Escolhas erradas – ou não, só no fim saberemos – Jack conseguiu o que o transformara no disco arranhado: saiu da Ilha. A felicidade durou pouco. Como fizera com Sarah, afastou Kate. Como o pai, se tornou um viciado.

Finalmente ele entende que tem que voltar. E mais uma vez o arrependimento o toma. Só que desta vez o sentimento não está mais enrustido. Jack chegou ao fundo do poço. Mas saiu de lá e foi a pessoa decisiva na volta dos Six para a Ilha.

Se transformando no Homem de Fé, ele se humanizou - não pela questão de ter Fé, não é esta a referência, mas em rever conceitos e se desprender do passado.
O propósito desta volta não parece ainda não muito claro. Se é realmente refazer a rota e impedir a queda, não sei. Mas não duvido mais que Jack tenha realmente um firme e fundamental propósito em estar onde está quando deixamos a Ilha – no fim da quinta temporada.
E tenho certeza de que no derradeiro suspiro de Lost, teremos Jack Shephard a embalar a despedida desta emblemática e marcante série.
Obs – É importante ressaltar a ótima atuação de Matthew Fox. Não tão badalado como Terry O´Quinn e Michael Emerson, Fox dá o tom exato ao personagem. Jack não seria Jack sem ele.

Pitaco do Paulo

Jack não é um líder, não queria sê-lo, mas as circunstâncias o levaram a assumir esse papel dentre os sobreviventes. Mas, de fato, ele nunca conseguiu ser o líder que todos esperavam, e sua insegurança sempre mostrou que ele é nada além de mais um ser humano, cheio de defeitos. Um homem que sequer tinha certezas sobre sua vida e que não estava pronto para assumir as verdades de um grupo. Será que ao assumir a missão do destino, ele pode, enfim, ser o protagonista de sua própria história?

7 comentários:

Teresa Diniz disse...

Bela análise do meu personagem favorito. Continuem assim.

Paulo Montanaro disse...

Obrigado pelo comentário, Teresa! Esperamos poder fazer um grande apanhado desse povo todo até o ínicio da última temporada.

Há braços

altieres bruno machado junior disse...

Olá paulo

Eu considero o Jack o personagem que eu mais gosto em Lost. Não que eu não goste dos outros, mas ele conseguiu se destacar na série. As vezes a gente apoia e concorda com tudo o que ele faz, já outras vezes a gente fica com raiva que dá vontade de mata-lo (rsrs). Isso que é interessante, não é um personagem perfeito: ele comete erros como todo mundo.
PS: agradeci e postei os selos que você me dedicou lá no Tomada 7. Mais uma vez, muito obrigado.

Abraços e até mais.

Paulo Montanaro disse...

Imagina, Altieres. É um prazer tê-lo como parceiro! E o Jack, bem... para um personagem que deveria ter morrido no meio do episódio piloto, como os produtores revelaram, até que tomou um rumo de extrema importância, né?

Há braços

KA disse...

Publiquei o Locke, parceiro!
E que venham as damas...
Bj

Luiz Salles disse...

Parabéns pelo Blog, Paulo!

Coloquei ele na sessão "meus blogs favoritos" do meu blog, pra eu dar uma olhada melhor, depois!

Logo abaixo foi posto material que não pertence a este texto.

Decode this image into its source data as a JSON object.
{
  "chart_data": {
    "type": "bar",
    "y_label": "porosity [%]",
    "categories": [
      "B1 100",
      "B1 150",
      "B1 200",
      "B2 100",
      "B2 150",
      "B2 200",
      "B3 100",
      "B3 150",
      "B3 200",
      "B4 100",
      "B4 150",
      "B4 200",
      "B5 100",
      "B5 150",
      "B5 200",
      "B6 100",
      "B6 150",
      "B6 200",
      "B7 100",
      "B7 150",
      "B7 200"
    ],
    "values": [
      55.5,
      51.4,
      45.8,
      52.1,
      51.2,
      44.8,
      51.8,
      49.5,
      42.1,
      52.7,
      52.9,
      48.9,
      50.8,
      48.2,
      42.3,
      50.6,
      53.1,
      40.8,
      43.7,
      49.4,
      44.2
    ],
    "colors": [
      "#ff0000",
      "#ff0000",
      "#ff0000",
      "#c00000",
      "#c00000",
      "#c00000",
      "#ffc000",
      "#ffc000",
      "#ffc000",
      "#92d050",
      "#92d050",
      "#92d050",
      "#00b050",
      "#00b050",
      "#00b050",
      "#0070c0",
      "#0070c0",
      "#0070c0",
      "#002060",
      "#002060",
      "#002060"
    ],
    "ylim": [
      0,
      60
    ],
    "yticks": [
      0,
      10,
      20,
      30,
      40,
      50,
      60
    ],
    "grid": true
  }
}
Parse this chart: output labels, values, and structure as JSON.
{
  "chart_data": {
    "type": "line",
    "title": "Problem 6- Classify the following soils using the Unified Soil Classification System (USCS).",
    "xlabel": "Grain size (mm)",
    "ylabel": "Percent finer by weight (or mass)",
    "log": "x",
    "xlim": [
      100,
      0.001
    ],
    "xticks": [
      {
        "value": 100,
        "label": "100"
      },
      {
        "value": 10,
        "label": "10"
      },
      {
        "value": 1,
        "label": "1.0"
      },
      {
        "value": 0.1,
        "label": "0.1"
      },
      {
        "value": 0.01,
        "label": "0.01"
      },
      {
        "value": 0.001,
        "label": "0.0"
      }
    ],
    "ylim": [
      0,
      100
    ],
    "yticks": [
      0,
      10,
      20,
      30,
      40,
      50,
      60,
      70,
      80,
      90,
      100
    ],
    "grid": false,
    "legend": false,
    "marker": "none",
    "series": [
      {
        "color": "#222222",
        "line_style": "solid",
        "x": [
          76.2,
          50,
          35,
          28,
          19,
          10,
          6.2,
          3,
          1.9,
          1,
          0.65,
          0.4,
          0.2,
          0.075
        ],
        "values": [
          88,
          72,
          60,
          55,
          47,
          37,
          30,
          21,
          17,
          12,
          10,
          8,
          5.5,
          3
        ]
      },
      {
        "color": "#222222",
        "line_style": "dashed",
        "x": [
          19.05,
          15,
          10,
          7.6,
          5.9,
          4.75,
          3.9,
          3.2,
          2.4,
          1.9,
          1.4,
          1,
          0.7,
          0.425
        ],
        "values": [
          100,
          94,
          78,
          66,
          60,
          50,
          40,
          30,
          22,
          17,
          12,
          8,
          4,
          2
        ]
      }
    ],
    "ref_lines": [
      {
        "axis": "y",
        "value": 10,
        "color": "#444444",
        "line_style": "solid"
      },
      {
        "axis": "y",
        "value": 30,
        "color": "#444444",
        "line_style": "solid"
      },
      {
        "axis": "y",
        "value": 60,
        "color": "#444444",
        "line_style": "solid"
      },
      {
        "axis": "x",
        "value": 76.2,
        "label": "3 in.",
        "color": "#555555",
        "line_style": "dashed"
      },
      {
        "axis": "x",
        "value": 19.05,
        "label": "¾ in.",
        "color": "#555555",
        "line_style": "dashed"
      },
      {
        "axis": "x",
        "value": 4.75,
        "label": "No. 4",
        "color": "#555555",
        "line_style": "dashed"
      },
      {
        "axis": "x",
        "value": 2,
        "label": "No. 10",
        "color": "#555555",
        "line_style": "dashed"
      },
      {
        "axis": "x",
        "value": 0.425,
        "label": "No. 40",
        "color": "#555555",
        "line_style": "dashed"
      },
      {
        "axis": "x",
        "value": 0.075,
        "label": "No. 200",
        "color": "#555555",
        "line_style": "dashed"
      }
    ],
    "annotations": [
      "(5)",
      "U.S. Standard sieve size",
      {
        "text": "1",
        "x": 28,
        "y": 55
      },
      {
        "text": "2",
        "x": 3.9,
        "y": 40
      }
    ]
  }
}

Mas eu ainda não assisti a última temporada de Lost, então, tô me blindando de "spoilers"... rs

Abraço!

Paulo Montanaro disse...

Olá pessoal!

Ka: Essa parceria está dando o que falar, hein!

Luiz: Opa.. já coloquei tbm o Pra Todo Mundo Ler na minha listinha de indicados. É um prazer essa parceria. E quando terminar de ver a temporada, volte para nos contar sua opinião, ok?